The settlement made at the time of his first marriage brought Cook burgages and lands in Dunster and Washford and a fourth part of the manor of Exton, all in north Somerset. He also held property in Clyst St. Mary, Devon, and by 1432 he had acquired holdings in Lea and Hockworthy some eight miles from Tiverton (lands which in 1438 he granted in reversion to his son-in-law, John Gambon of Moreston in Halberton), as well as about 80 acres in Okehampton. Over 300 acres of farm land in Uplowman, Silverton, Duryard, St. Sidwell’s and Holcombe Rogus were probably inherited from his father along with property in High Street, Exeter.6

Cook was on good terms with his fellow citizens and often acted on their behalf in property conveyances. He was also very much involved in the city’s disputes with the cathedral authorities, which reached a climax during the mayoralties of John Shillingford*, sometimes playing the role of peacemaker. In October 1447 when Shillingford quarrelled with Richard Druell† ‘nerthelez better accorde [was] hadde by mene of Thomas Cook’, and it was during the mayor’s absence from the city in December following that Cook went to see Bishop Lacy at Chudleigh and the earl of Devon at Tiverton in an attempt to bring about a compromise. He was one of the men left in charge of the administration of the city while the mayor was away, and he figured prominently in the meetings with the recorder, Nicholas Radford*, called to decide how the city’s case should be conducted.7 In the spring of 1448 Shillingford noted that Cook was ‘seke, lame at home’, but he lived on until 1456 at least. In 1482 his great-grand daughter, Elizabeth Sydenham, granted property on St. David’s Hill to the Benedictine monastery of St. Nicholas, to provide daily services for the souls of Thomas and Joan Cook and their descendants.8

Ref Volumes: 1386-1421

Author: L. S. Woodger

Notes

  • 1. Exeter City RO, mayors’ ct. rolls 7-35 Hen.

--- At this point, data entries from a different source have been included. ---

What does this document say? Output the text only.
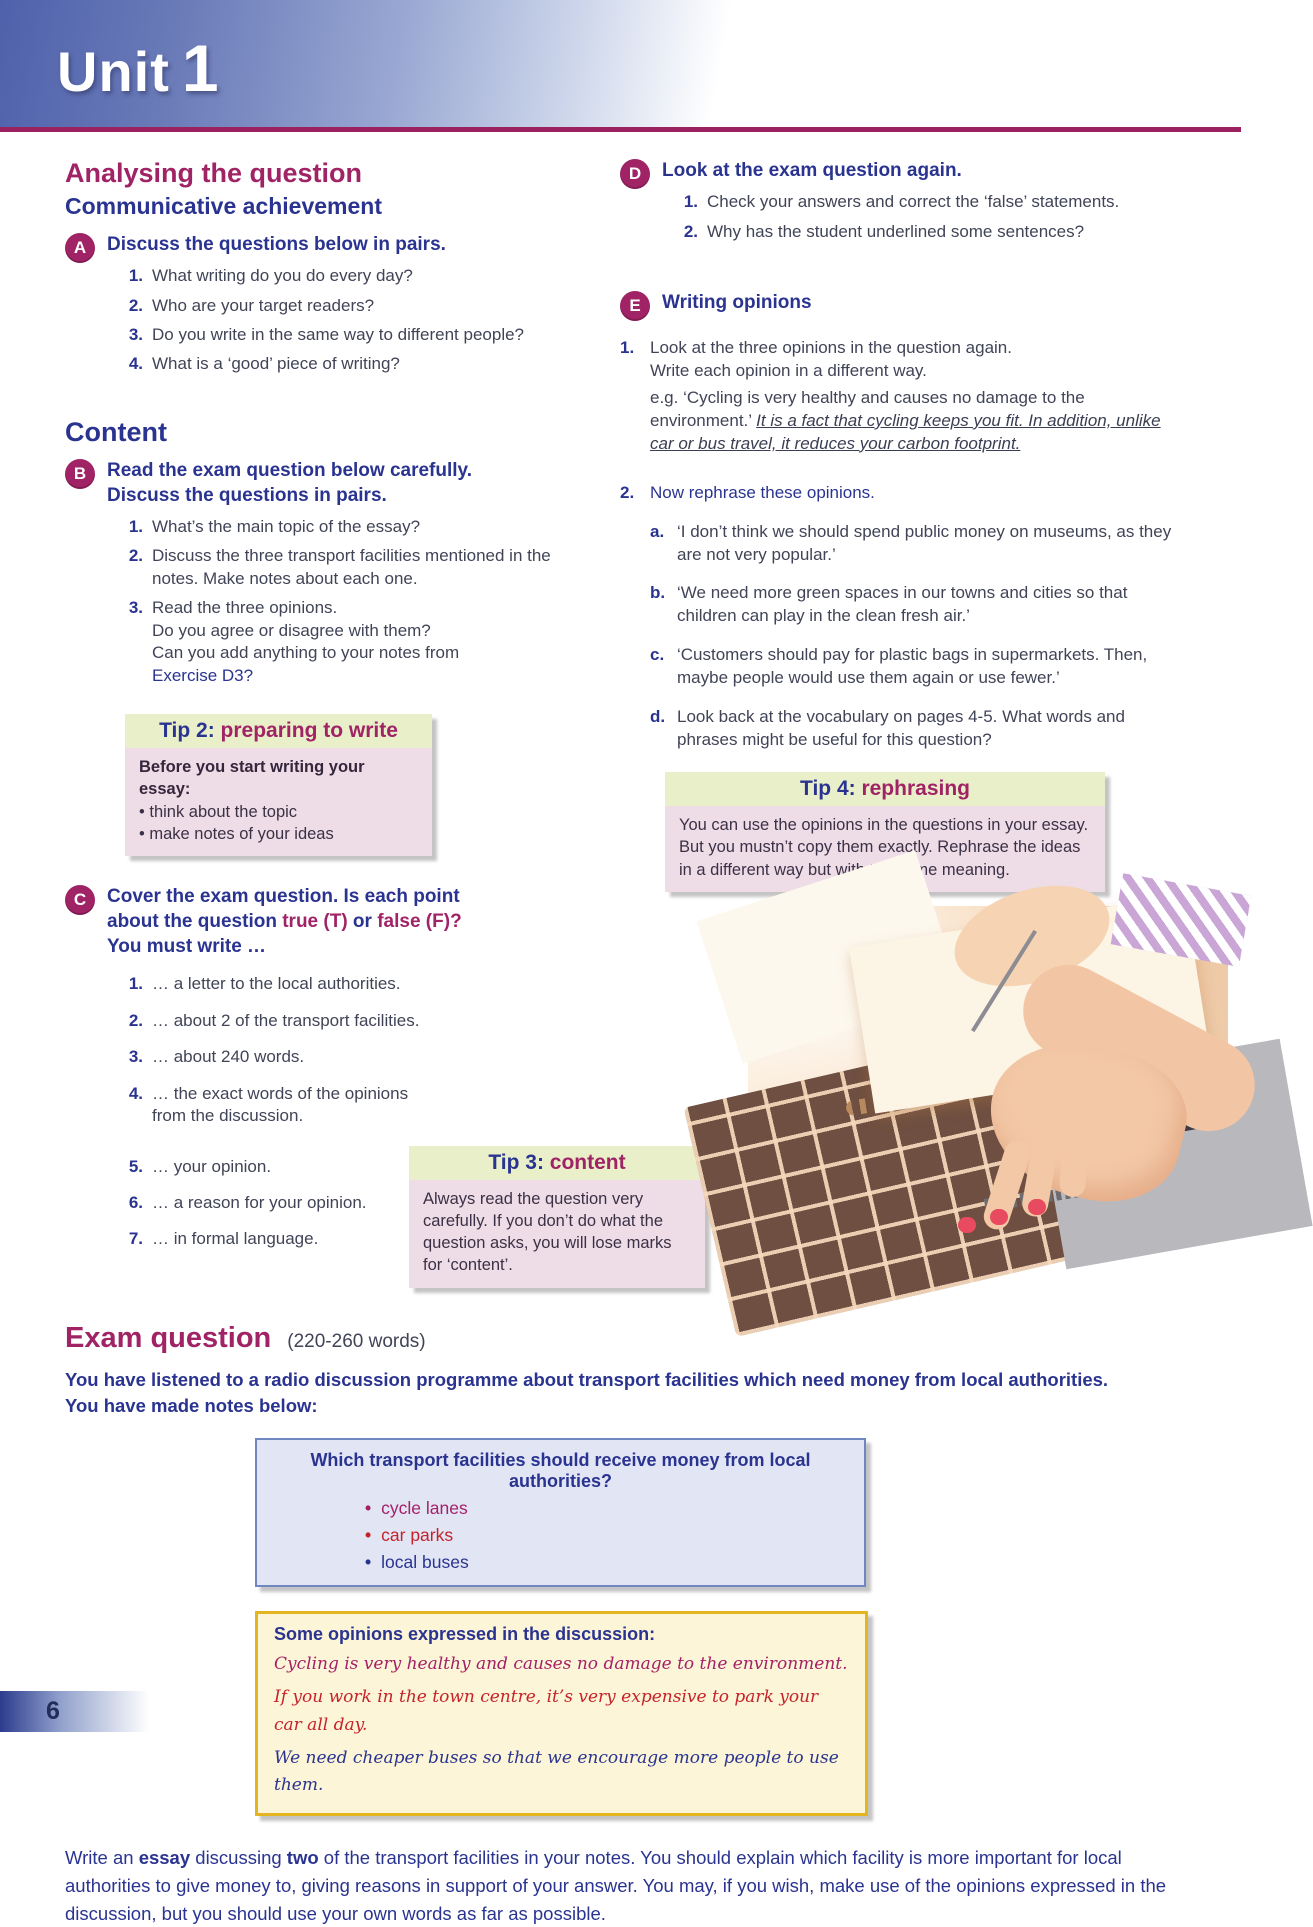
Unit 1
Analysing the question
Communicative achievement
A	Discuss the questions below in pairs.
1. What writing do you do every day?
2. Who are your target readers?
3. Do you write in the same way to different people?
4. What is a ‘good’ piece of writing?
Content
B	Read the exam question below carefully.
Discuss the questions in pairs.
1. What’s the main topic of the essay?
2. Discuss the three transport facilities mentioned in the notes. Make notes about each one.
3. Read the three opinions.
Do you agree or disagree with them?
Can you add anything to your notes from
Exercise D3?
Tip 2: preparing to write
Before you start writing your essay:
• think about the topic
• make notes of your ideas
C	Cover the exam question. Is each point
about the question true (T) or false (F)?
You must write …
1. … a letter to the local authorities.
2. … about 2 of the transport facilities.
3. … about 240 words.
4. … the exact words of the opinions from the discussion.
5. … your opinion.
6. … a reason for your opinion.
7. … in formal language.
Tip 3: content
Always read the question very carefully. If you don’t do what the question asks, you will lose marks for ‘content’.
D	Look at the exam question again.
1. Check your answers and correct the ‘false’ statements.
2. Why has the student underlined some sentences?
E	Writing opinions
1. Look at the three opinions in the question again.
Write each opinion in a different way.
e.g. ‘Cycling is very healthy and causes no damage to the environment.’ It is a fact that cycling keeps you fit. In addition, unlike car or bus travel, it reduces your carbon footprint.
2. Now rephrase these opinions.
a. ‘I don’t think we should spend public money on museums, as they are not very popular.’
b. ‘We need more green spaces in our towns and cities so that children can play in the clean fresh air.’
c. ‘Customers should pay for plastic bags in supermarkets. Then, maybe people would use them again or use fewer.’
d. Look back at the vocabulary on pages 4-5. What words and phrases might be useful for this question?
Tip 4: rephrasing
You can use the opinions in the questions in your essay. But you mustn’t copy them exactly. Rephrase the ideas in a different way but with the same meaning.
Exam question (220-260 words)
You have listened to a radio discussion programme about transport facilities which need money from local authorities.
You have made notes below:
Which transport facilities should receive money from local authorities?
• cycle lanes
• car parks
• local buses
Some opinions expressed in the discussion:
Cycling is very healthy and causes no damage to the environment.
If you work in the town centre, it’s very expensive to park your car all day.
We need cheaper buses so that we encourage more people to use them.
Write an essay discussing two of the transport facilities in your notes. You should explain which facility is more important for local authorities to give money to, giving reasons in support of your answer. You may, if you wish, make use of the opinions expressed in the discussion, but you should use your own words as far as possible.
6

VI.
  • 2. C267/6/57, 61, 63, 65; C67/25; C131/73/3; H. Lloyd Parry, Exeter Seals, 17.
  • 3. Notes and Gleanings, iii. 143.
  • 4. Mayors’ ct. rolls 22-23 Ric. II m. 24, 5-6 Hen. V mm. 4, 17; C219/14/3.
  • 5. Mayors’ ct. rolls 7-24 Hen. VI; E122/40/37. In HP ed. Wedgwood 1439-1509, Biogs. 216, Cook is erroneously described as a lawyer.
  • 6. H.C. Maxwell-Lyte, Hist. Dunster and Fams. Mohun and Luttrell, 326; Exeter City RO, misc. docs. 51/1/4/4; mayor’s ct. roll 17-18 Hen. VI m. 2; CP25(1)46/82/94, 84/150, 88/233; CPR, 1429-36, p. 86.
  • 7. Exeter City RO, ED/WA/1-12; M.E. Curtis, City v. Cathedral Authorities (Hist. Exeter Research Group Mono. v.), 70-71; Letters and Pprs. Shillingford (Cam. Soc. n.s. ii), 5, 32, 39, 152-3.
  • 8. Letters Shillingford, 48; Exeter City RO, ED/SN/67.